Raverie runs on deadly machines, endless winter, and systems that require calm. These customs keep people moving, manage emotions, and make failure normal instead of catastrophic. Joy, stupidity, and routine are load-bearing. Nobody worships this idea; they just live it.
Gifts Must Be Slightly Inconvenient: A good gift is hard to carry, annoying to store, or requires explanation. A perfect gift is suspicious. An easy gift is lazy. If it fits neatly in a bag, people will comment.
Practical Gifts Are Rude (Unless Weird): Giving someone something they need is impolite unless the item is altered, oversized, or otherwise compromised. Examples: gloves with one long finger, a deafening kettle. Unmodified necessities imply judgment.
Gifts Are Given After the Event: Gifts arrive days late, too early, or during unrelated moments. Being "on time" suggests planning and feels impersonal.
Forgetting Is Temporary: Forgetting is fine. Never correcting it leads to corrective behavior: others will give you increasingly pointed gifts until you remember. This is maintenance, not hostility.
Small Gifts Become Large Quickly: If reciprocation is unclear, gift size escalates rapidly. A missed scarf becomes a coat. It stops only when someone declares, "Okay, we're even now."
Re-Gifting Is Encouraged (But Only Forward): Passing a gift back to the giver is insulting. Passing it to someone else, an automaton, or a public space is acceptable. People recognize their gifts in circulation and feel pleased.
Personal Knowledge Is Mandatory: A good gift shows you know someone's habits, annoyances, or a specific failure they'd rather forget. This is considerate. Excessive understanding is awkward and requires jokes to defuse tension.
Handmade Is Not Better — Modified Is: Handmade gifts are neutral. Altered gifts are ideal (e.g., a store-bought item with one piece replaced). Explaining the modification ruins it.
Gift Refusal (Extremely Serious): Refusing once is allowed. A second refusal requires explanation. A third refusal is conflict. Most people accept, complain loudly, and keep the gift.
Gifts are how people apologize, escalate friendships, resolve tension, and admit affection or rivalry. They are evidence of attention, not tokens of love. If someone stops giving you gifts, something is wrong.
Mild Annoyance Is Flirting: If someone teases, corrects, or inconveniences you constantly, they might like you. If they stop, they definitely don't.
Proximity Without Explanation: Repeatedly standing near someone without acknowledgment shows interest. Sitting nearby when other seats are free is bold. "Accidentally" sharing a route is obvious and respected.
Shared Discomfort: Bonding begins through shared minor suffering: waiting out mechanical delays, being stuck together, eating something unpleasant. Comfort comes later.
Gift-Based Escalation (Romantic Edition): Romantic gifts follow strict rules: 1st (small, irritating), 2nd (more personal), 3rd (borderline inappropriate), 4th (unmistakable intent). Skipping steps is alarming.

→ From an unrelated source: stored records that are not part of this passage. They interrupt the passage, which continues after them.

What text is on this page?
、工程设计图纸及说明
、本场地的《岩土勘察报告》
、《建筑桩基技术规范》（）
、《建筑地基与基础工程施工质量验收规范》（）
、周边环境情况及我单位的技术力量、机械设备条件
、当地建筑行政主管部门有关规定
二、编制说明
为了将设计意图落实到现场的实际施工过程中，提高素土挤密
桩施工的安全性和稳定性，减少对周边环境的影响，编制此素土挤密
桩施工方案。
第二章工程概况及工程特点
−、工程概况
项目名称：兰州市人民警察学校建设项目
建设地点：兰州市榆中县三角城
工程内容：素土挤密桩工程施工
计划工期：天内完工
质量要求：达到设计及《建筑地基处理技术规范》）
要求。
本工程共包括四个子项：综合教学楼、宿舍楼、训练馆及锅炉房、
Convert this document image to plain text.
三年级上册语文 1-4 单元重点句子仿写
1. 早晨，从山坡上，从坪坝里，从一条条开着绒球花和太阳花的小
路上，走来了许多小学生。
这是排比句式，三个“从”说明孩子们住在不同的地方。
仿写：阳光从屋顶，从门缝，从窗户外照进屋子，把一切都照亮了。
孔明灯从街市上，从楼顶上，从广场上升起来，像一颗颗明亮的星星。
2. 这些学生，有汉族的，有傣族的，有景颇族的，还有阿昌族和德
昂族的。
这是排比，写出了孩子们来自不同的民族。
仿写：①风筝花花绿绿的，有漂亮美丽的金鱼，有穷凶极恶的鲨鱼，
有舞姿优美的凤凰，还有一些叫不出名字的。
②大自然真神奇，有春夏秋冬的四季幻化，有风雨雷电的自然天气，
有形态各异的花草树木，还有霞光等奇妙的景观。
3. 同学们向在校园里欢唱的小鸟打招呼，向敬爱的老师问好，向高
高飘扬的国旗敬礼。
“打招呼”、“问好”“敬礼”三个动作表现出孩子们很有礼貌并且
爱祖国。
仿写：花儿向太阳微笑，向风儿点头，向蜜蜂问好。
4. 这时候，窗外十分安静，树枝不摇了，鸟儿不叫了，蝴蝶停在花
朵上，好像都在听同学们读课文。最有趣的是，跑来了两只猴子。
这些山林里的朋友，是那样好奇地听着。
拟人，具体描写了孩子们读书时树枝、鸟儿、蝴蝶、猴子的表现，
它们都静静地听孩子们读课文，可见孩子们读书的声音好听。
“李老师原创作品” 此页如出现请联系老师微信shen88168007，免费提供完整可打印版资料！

Touch Is Casual, Intent Is Not: Leaning, scarf-tugging, gentle shoving, and the Courtesy Kick are common. What matters is who initiates and how often. Sudden tenderness causes confusion.
Hand-Holding Is a Public Statement: Hand-holding is rare and serious. People will notice, gossip, and assume things are settled. Letting go too quickly is worse than not holding hands.
Confession (Worst Case Scenario): Directly saying "I like you" is overwhelming, risky, and dramatic. Most confessions are indirect: "So… are we doing this?" Once stated aloud, it becomes socially binding.
Breakups Are Logistical: Endings focus on returning scarves, dividing gifts, and clarifying who keeps which inconvenience. Emotional discussions happen later. Remaining friendly is expected.
Romance is not about passion. It is about endurance, mutual tolerance, shared stupidity, and escalation you forgot to stop. People don't fall in love; they accidentally commit, look around, and decide that's fine.